Mir ist DAS EINE Modell, das alles verändert, noch nicht begegnet. Frieden ist ein dynamischer Prozess. Folglich muss auch jedes Tun für Frieden dynamisch und veränderbar sein. Wichtig ist, auf vielen Ebenen, von regional bis global, pädagogisch gesehen im gesamten Bildungsspektrum und auf allen Ebenen für Frieden zu arbeiten. Einstellungen, Haltungen und Tun im Sinne von Gewaltprävention, Konfliktkompetenz und Friedensförderung machen immer einen Unterschied. Wichtig wäre, dass all diese Fertigkeiten, Haltungen und Inhalte fix in der Pädagog*innen-Ausbildung verankert sind – das würde sehr rasch einen sehr markanten Unterschied im Bildungssystem und davon ausgehend auch in der Gesellschaft machen. Solange die Thematik vornehmlich auf Weiterbildung der Pädagog*innen beschränkt ist, wird der Weg noch etwas länger dauern. Wichtig ist, dass es passiert – und wir bleiben mit viel Freude, Überzeugung und Engagement dran! Denn Frieden und die Arbeit dafür, das ist einfach ein gutes Gefühl.
8. Welche weiteren Höhepunkte gibt es während der Woche „7 Tage für Frieden“?
Am Wochenende fanden zwei Lesungen mit musikalischer Begleitung statt: Heinz Janisch, der renommierte burgenländische Kinderbuchautor las für Kinder und Eltern aus seinem Werk. Es war herzerwärmend zu sehen, wie sehr diese einfachen, friedensbejahenden Geschichten die Kinder fesselten. Frank Hoffmann, bekannt aus TV und Bühne, trug ausgewählte Texte von bekannten Persönlichkeiten wie Erich Fried, Martin Luther King, Charly Chaplin, Berthold Brecht u.v.a. vor. Ein Ohrenschmaus auf vielen Ebenen.
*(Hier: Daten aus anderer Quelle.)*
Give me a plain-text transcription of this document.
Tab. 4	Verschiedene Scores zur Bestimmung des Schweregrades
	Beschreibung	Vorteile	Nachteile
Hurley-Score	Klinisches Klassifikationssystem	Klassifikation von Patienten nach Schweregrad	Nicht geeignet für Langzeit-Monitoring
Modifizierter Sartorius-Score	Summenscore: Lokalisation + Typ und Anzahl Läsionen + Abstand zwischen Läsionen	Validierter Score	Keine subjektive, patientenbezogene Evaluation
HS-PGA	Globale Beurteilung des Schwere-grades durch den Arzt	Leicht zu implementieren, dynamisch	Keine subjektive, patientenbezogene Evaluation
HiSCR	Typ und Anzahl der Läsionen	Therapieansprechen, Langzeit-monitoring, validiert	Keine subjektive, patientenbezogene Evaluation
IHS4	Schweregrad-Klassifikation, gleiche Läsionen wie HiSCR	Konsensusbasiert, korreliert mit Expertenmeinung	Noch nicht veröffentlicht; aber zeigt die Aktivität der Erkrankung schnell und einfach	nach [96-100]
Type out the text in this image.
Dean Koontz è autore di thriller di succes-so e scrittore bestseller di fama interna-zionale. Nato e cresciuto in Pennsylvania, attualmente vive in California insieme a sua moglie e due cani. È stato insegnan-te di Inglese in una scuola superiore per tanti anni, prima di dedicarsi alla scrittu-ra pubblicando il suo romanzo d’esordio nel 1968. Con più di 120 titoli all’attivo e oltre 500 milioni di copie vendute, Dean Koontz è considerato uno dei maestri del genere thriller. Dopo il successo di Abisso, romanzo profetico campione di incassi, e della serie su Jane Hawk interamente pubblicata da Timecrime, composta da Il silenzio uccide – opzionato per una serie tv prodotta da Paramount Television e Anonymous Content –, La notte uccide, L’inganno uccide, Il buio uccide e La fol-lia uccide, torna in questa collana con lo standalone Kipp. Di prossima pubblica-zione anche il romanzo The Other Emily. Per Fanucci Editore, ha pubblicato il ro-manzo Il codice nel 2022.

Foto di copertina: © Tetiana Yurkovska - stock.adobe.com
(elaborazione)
Nach 4 Tagen Workshops für Pädagog*innen wurde am Tag 7 das Kinderbuch „Frieda und Friedo, die guten Geister von Burg Schlaining“ samt begleitendem Arbeitsbuch für Pädagog*innen präsentiert. Ein Friedensmärchen in den vier Sprachen des Burgenlandes als friedenspädagogischer Beitrag zum 100-Jahre-Jubiläum des Burgenlandes. Beide Publikationen ergehen als Geschenk von Landesrätin Daniela Winkler kostenfrei an alle burgenländischen Kindergärten und Volksschulen. Sie sollen zur kindgerechten Auseinandersetzung mit dem Thema Frieden dienen und durch Übungen, Spielen, Lieder u.dgl.m. Frieden, Gewaltfreiheit und Konfliktkompetenz altersadäquat in die Bildungsinstitutionen bringen.
9. Wie kann ein friedfertiges Miteinander im Burgenland langfristig zu einer stabilen internationalen Friedensgemeinschaft beitragen?
Dazu fällt mir das Stichwort „Glokalisierung ein:
Glokal – Eine neue Wortkreation, die sich zusammensetzt aus global und lokal- Die Idee ist damit zu betonen, dass es im „Heimatland Erde“ notwendig ist, zwar global zu denken, doch die Handlungen (Aktionen, Projekte) lokal zu setzen. Globale Ziele als Richtlinien für die lokale (regionale) Aktivitäten. Vielleicht werden wir durch unser friedenspädagogisches Engagement im Burgenland nicht die Welt verändern, aber wir können Gedanken, Handlungen und Haltungen anstoßen, die etwas zum Besseren verändern.
10. Was wurde noch nicht erwähnt? Welche wichtigen Aspekte möchten Sie hinzufügen bzw. ergänzen?
Weitere Informationen zu friedenspädagogischen Programmen und Aktivitäten des ASPR:
https://www.aspr.ac.at/bildung-training/friedenspaedagogik#/
Herzlichen Dank für die Beantwortung meiner Fragen!